Ce moment, aussi dramatique soit-il, n’est pas un simple éclat émotionnel. Il révèle une réalité plus profonde : la crise de confiance entre une partie des citoyens israéliens et leurs institutions.

Ce qui était autrefois un lien sacré entre l’État et ses soldats, entre le Shin Bet et les civils, entre l’armée et les familles, semble aujourd’hui ébranlé. Le sentiment d’abandon, l’impression que les élites vivent dans une autre réalité, sont palpables.

Et pourtant, Israël reste une démocratie vibrante. Les familles ont osé dire leur douleur dans une enceinte officielle. Elles ont été expulsées – certes –, mais leur cri a résonné dans tous les médias. La démocratie, c’est aussi cela : une parole libre, même si elle dérange.

La réaction du public

Les réactions n’ont pas tardé. Certains éditorialistes ont dénoncé un manque de respect envers les institutions, accusant les familles d’instrumentaliser leur douleur pour des raisons politiques. D’autres, au contraire, ont défendu leur droit à s’exprimer, estimant que le pays doit écouter ses blessés pour guérir.

Sur les réseaux sociaux, les vidéos de l’altercation ont fait le tour du pays. Les commentaires sont partagés, mais une chose est claire : le débat sur la responsabilité morale et opérationnelle du 7 octobre est loin d’être clos.

Ronen Bar : entre silence et pression

Depuis cette affaire, Ronen Bar a évité les apparitions publiques. Certains réclament sa démission, d’autres appellent à la patience. Mais le malaise est réel. Peut-on encore faire confiance aux services de sécurité ? Peut-on encore croire en la promesse que « plus jamais ça » ?

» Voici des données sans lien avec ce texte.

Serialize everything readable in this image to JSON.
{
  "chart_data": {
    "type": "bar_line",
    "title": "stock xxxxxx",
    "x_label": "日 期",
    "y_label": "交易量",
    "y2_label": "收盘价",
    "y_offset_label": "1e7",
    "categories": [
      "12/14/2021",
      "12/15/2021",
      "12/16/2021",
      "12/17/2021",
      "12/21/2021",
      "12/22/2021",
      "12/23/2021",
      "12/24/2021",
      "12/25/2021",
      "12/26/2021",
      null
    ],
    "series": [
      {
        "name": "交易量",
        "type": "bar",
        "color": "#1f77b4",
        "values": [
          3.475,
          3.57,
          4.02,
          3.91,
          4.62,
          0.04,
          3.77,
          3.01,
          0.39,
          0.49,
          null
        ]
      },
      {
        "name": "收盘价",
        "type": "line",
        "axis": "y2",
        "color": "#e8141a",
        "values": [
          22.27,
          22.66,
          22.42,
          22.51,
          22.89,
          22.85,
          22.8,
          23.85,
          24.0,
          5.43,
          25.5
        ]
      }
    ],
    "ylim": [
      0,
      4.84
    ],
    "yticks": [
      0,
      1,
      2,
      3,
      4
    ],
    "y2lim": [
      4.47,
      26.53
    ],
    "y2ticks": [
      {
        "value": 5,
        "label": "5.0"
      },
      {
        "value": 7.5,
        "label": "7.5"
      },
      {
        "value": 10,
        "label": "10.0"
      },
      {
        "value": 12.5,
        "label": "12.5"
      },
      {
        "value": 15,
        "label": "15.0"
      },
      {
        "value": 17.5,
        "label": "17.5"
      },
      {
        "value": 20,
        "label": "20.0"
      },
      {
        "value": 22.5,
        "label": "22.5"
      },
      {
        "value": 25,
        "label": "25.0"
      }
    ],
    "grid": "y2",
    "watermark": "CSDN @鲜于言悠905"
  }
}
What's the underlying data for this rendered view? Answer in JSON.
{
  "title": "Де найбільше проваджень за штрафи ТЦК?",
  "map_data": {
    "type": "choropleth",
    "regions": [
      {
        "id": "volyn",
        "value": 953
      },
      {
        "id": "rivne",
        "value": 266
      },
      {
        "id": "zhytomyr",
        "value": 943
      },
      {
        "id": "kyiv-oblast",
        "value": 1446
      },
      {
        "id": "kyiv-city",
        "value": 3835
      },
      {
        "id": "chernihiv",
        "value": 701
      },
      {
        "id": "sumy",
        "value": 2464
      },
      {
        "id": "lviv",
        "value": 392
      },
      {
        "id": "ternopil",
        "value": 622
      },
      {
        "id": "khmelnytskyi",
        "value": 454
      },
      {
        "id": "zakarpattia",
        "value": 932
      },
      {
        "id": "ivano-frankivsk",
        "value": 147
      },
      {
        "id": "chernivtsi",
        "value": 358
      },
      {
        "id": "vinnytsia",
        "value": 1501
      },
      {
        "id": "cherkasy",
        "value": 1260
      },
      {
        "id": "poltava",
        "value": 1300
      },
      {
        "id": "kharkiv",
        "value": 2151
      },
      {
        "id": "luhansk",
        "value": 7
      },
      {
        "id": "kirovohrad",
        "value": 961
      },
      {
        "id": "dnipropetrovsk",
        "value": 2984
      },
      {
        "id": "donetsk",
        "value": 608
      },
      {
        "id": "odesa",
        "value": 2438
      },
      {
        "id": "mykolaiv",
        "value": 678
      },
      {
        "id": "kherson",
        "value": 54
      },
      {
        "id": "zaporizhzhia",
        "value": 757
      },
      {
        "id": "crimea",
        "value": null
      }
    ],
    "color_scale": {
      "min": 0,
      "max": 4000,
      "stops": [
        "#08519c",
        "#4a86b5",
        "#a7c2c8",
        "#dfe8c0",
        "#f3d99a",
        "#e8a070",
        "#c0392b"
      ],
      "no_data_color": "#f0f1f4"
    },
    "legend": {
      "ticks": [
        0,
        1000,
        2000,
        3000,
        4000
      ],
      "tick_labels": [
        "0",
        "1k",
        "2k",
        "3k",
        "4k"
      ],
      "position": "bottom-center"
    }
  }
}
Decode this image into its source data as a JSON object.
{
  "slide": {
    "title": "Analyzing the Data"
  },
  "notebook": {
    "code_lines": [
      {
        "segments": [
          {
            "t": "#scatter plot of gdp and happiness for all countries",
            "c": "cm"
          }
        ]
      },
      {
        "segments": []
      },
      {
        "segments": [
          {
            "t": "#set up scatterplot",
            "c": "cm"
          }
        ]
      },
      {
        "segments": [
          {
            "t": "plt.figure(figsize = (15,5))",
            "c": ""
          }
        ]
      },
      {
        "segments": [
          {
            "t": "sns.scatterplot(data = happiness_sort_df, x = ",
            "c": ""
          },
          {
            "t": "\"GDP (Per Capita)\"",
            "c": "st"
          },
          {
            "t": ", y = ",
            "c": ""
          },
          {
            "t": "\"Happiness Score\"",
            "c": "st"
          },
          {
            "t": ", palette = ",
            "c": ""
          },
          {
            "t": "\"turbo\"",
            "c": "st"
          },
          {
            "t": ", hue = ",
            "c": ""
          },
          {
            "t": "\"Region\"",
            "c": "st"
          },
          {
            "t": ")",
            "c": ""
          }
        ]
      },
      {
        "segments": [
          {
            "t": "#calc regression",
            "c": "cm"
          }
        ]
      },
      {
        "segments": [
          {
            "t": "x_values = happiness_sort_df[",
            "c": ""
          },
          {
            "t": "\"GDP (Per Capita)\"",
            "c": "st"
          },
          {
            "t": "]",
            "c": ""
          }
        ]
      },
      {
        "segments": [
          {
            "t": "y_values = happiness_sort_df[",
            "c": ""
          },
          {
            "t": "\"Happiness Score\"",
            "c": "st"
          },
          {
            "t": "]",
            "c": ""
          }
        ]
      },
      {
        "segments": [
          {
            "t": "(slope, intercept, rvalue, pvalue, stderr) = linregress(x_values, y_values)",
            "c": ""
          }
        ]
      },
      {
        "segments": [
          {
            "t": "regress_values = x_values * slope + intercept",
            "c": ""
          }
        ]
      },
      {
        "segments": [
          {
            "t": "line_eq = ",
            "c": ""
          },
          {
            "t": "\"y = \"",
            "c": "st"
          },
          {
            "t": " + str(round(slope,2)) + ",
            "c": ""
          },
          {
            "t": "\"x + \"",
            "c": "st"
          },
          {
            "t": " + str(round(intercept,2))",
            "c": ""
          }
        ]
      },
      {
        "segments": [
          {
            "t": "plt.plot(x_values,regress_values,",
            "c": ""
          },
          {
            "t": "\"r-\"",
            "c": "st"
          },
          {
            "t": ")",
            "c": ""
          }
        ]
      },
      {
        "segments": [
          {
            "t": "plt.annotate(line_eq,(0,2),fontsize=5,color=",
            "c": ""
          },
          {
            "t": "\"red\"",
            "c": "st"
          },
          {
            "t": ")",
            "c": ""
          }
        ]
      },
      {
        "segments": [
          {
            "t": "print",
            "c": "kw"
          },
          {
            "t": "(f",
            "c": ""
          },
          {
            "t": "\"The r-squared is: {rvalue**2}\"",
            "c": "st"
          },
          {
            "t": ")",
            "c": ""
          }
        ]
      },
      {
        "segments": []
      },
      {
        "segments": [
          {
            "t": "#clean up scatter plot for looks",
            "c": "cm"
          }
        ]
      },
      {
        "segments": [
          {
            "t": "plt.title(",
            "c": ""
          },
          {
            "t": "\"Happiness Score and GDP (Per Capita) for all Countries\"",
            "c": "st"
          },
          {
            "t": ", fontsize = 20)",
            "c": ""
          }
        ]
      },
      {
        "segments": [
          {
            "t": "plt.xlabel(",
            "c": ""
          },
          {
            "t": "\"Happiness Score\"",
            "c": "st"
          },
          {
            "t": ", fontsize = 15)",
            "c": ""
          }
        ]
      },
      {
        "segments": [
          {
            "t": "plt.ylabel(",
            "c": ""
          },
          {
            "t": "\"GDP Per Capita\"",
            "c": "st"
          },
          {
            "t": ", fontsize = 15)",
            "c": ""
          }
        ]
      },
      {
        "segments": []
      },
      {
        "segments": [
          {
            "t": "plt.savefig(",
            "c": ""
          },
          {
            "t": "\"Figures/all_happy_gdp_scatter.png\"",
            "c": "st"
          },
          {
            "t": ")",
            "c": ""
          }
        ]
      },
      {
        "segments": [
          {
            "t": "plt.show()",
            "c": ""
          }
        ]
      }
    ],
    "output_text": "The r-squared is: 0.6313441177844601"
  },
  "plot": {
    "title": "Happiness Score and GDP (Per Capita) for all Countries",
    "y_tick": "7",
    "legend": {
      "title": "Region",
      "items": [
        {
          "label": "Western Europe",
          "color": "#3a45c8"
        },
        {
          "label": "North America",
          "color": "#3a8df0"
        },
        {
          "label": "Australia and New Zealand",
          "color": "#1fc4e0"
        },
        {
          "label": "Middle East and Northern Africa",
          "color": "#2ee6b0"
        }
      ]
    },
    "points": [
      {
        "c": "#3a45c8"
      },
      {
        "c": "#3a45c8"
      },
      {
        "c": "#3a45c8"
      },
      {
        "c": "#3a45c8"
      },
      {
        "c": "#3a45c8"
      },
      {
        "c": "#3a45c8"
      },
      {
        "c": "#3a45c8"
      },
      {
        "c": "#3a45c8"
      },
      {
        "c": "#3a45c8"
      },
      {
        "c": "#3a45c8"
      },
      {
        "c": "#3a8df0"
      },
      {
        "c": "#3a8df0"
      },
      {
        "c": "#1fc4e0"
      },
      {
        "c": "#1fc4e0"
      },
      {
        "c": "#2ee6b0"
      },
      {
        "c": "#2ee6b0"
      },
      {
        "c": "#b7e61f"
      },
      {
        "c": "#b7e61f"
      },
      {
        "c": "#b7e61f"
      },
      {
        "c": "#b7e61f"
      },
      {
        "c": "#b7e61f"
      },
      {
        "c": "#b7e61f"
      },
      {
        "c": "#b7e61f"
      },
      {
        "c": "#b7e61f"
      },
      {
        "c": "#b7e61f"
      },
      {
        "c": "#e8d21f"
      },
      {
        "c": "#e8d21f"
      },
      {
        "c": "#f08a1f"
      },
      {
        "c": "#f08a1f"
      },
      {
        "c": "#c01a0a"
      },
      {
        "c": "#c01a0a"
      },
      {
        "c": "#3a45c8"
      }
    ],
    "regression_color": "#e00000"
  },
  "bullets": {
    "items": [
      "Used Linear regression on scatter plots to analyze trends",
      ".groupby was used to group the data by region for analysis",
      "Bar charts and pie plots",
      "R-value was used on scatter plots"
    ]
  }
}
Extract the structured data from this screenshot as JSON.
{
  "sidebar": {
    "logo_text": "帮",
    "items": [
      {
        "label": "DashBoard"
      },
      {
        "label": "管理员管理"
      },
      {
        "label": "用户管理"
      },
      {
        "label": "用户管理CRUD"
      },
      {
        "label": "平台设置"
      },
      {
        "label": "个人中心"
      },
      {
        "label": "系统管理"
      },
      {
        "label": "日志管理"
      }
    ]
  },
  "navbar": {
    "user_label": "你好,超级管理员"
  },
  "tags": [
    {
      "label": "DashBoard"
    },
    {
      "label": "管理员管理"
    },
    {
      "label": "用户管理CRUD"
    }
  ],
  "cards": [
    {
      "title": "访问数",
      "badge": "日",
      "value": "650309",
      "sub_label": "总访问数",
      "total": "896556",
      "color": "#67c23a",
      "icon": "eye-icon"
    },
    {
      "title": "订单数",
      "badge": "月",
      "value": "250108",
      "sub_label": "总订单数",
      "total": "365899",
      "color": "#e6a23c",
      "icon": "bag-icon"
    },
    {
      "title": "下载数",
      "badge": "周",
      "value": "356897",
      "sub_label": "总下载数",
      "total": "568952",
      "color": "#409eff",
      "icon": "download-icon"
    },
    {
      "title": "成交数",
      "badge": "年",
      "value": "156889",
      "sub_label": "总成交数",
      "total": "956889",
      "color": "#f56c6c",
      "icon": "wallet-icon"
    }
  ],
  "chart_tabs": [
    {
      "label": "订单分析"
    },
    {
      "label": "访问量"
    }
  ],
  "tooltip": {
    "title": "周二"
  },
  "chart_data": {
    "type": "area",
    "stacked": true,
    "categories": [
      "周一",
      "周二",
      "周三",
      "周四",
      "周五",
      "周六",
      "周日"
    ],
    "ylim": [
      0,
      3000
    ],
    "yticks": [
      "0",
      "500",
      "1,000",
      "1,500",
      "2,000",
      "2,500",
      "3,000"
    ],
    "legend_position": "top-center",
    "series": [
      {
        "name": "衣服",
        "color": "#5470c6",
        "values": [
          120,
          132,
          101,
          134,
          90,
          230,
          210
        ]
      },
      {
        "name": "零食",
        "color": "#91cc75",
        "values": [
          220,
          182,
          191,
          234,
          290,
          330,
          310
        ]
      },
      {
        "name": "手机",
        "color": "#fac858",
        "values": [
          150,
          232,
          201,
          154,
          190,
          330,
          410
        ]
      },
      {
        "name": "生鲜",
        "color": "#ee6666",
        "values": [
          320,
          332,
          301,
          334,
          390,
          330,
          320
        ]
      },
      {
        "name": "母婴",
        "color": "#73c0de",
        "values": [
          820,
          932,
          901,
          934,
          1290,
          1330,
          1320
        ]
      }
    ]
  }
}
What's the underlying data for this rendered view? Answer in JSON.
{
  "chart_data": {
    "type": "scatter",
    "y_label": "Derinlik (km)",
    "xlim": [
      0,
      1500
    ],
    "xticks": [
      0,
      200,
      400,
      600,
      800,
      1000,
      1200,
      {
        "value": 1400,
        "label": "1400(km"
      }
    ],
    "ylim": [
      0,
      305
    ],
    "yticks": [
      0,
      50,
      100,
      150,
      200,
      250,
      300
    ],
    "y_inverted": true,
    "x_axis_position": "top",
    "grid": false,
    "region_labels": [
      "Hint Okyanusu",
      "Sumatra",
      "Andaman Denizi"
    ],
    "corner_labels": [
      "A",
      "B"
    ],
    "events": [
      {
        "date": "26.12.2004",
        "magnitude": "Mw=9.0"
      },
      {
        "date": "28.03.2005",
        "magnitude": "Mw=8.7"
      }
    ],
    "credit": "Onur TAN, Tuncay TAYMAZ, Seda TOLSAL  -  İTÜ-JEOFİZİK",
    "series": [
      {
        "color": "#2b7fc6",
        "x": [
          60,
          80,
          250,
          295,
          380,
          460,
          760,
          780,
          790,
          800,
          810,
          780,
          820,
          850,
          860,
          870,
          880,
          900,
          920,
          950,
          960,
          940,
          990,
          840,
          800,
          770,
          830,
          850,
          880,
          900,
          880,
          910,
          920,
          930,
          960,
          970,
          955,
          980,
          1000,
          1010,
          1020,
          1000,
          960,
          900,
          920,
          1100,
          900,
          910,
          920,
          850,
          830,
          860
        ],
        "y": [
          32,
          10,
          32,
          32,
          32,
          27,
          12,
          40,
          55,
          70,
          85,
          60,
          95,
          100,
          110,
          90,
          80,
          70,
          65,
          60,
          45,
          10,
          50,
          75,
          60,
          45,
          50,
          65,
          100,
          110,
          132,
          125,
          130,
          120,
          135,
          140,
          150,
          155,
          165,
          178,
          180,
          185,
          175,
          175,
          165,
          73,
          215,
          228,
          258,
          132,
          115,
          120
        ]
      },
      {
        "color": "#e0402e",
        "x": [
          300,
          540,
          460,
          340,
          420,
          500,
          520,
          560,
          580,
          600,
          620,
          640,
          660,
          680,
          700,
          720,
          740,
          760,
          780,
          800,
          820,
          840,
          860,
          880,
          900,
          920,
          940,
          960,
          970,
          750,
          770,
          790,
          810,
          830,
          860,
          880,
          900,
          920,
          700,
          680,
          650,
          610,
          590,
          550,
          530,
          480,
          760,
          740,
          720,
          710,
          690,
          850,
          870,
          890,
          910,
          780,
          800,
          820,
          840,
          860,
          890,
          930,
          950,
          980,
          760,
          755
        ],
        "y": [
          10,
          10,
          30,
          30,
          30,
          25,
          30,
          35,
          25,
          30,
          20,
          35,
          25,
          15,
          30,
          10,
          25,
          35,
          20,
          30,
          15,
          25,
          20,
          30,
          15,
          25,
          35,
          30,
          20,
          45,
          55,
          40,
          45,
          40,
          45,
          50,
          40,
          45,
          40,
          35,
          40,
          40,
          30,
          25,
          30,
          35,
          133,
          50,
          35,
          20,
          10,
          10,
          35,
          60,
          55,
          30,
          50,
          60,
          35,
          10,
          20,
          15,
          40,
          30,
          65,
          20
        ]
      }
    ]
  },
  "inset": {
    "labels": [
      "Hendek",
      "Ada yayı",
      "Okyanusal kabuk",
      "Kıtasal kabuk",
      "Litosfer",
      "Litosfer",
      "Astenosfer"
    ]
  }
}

Bar, pourtant, est un homme de terrain, qui a consacré sa vie à la sécurité d’Israël. Est-il coupable de ne pas avoir vu venir l’inimaginable ? Ou est-il le bouc émissaire d’un système entier qui a failli ? La commission devrait publier un rapport dans les semaines à venir – mais suffira-t-il à apaiser la colère ?

Vers une refondation du pacte social ?

Ce moment de tension pose une question fondamentale : comment l’État d’Israël peut-il reconstruire la confiance entre ses institutions et son peuple ?

Les familles endeuillées ne demandent pas seulement justice : elles veulent du sens. Elles veulent croire que la mort de leurs enfants ne fut pas vaine. Que le pays en tirera les leçons. Que cela ne se reproduira plus.

Pour cela, Israël doit peut-être faire plus que des enquêtes. Il doit se regarder en face, écouter les cris de ses citoyens, même les plus durs, même les plus douloureux.

Car si le peuple perd foi dans ceux qui doivent le protéger, c’est toute la structure démocratique et sécuritaire qui est en jeu.